Saldar una deuda es el primer paso para recomponer el perfil financiero, pero no significa que el historial crediticio vaya a “limpiarse” de un día para otro. En Argentina conviven dos sistemas distintos que suelen confundirse: por un lado, la Central de Deudores del Banco Central, que reúne información de entidades financieras y otros proveedores; por otro, las bases privadas de información comercial, como Veraz o Nosis. El propio BCRA aclara que no supervisa esas bases privadas y que cada reclamo debe realizarse ante la empresa que administra el dato.
La Central de Deudores se actualiza mensualmente y muestra un historial de los últimos 24 meses. Si una deuda fue pagada después del último período publicado, el cambio recién aparecerá en una actualización posterior. El Banco Central precisa que, por ejemplo, la información de marzo suele visualizarse hacia fines de abril.
Pagar no borra inmediatamente el antecedente
La Ley 25.326 de Protección de Datos Personales establece que los antecedentes crediticios negativos pueden conservarse durante un máximo de cinco años.
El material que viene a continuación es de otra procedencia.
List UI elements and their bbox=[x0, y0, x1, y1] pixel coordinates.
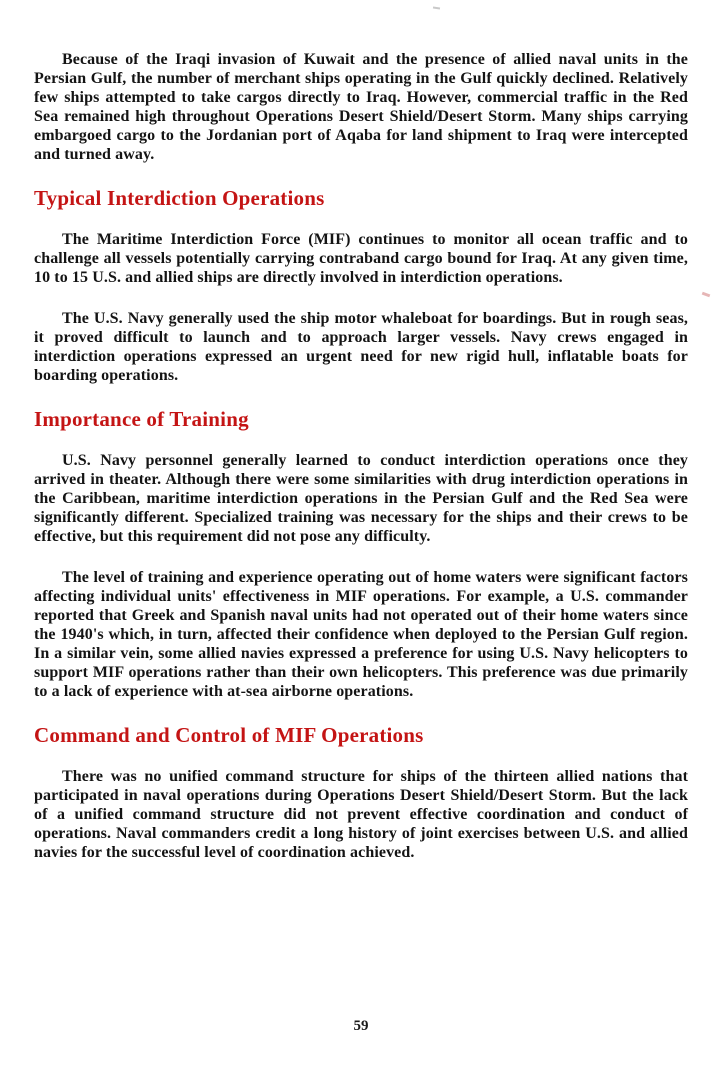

Ese plazo se reduce a dos años cuando la deuda fue cancelada o extinguida, y debe dejarse constancia de que la obligación fue pagada.
Esto significa que una persona que regularizó su situación puede continuar apareciendo durante ese período en un informe comercial, aunque la deuda ya no debería figurar como impaga.
La Agencia de Acceso a la Información Pública señala además que, si una empresa continúa informando negativamente una deuda cancelada, el titular puede pedir su rectificación. Y si transcurrieron dos años desde el pago y la información sigue circulando, puede solicitar directamente su supresión.
¿Cuánto tarda en reflejarse el pago?
No existe un único plazo para todos los sistemas. En la Central de Deudores del BCRA, la actualización es mensual. Por eso, si el pago se realizó después del último cierre informado, puede ser normal que durante algunas semanas todavía aparezca el estado anterior.
En las bases privadas, si la información está incorrecta o desactualizada, el usuario puede pedir una rectificación. La normativa de protección de datos establece un plazo de cinco días hábiles para responder a una solicitud de rectificación o supresión.
Eso no significa, sin embargo, que el score crediticio vaya a subir automáticamente en ese mismo plazo. El puntaje es una evaluación de riesgo que toma en cuenta distintos antecedentes y puede requerir un período de comportamiento financiero regular antes de mejorar.
Qué hacer después de cancelar una deuda
El primer paso recomendable es pedir a la entidad acreedora un certificado o constancia de libre deuda. Si el problema aparece en la Central de Deudores del Banco Central, primero debe reclamarse ante la entidad que informó el dato. Si la respuesta no es adecuada y la información sigue desactualizada, el BCRA dispone de un trámite gratuito para solicitar la rectificación o supresión.
Si el dato cuestionado aparece en una base privada como Veraz o Nosis, el reclamo debe hacerse directamente ante esa empresa.
Por qué el score puede tardar más que la actualización
Aunque el estado de una deuda cambie de “impaga” a “cancelada”, el perfil crediticio no se reconstruye de inmediato. Las entidades evalúan no solamente si existen obligaciones pendientes, sino también el comportamiento reciente del usuario, los atrasos anteriores, el nivel de endeudamiento y el uso del crédito.
Por eso, después de una mora, suele ser necesario acumular nuevos antecedentes favorables: pagar tarjetas y servicios en término, evitar atrasos y no utilizar de manera permanente todo el límite disponible.
La recomendación central es no confundir dos procesos distintos: una cosa es que la deuda figure correctamente como pagada y otra que el score vuelva a niveles que permitan acceder a mejores condiciones de financiamiento.
El contexto: mora todavía en niveles elevados
La consulta sobre cómo recomponer el historial crediticio cobra especial relevancia en un escenario de fuerte endeudamiento de los hogares.
En julio, la morosidad de las familias volvió a aumentar y alcanzó al 12,94%, mientras casi seis millones de personas registraban algún tipo de atraso en el sistema financiero.
Más recientemente, el Banco Central reconoció que el crecimiento del crédito vino acompañado por un incremento de la mora, aunque lo vinculó con la expansión del financiamiento después de años de baja intermediación.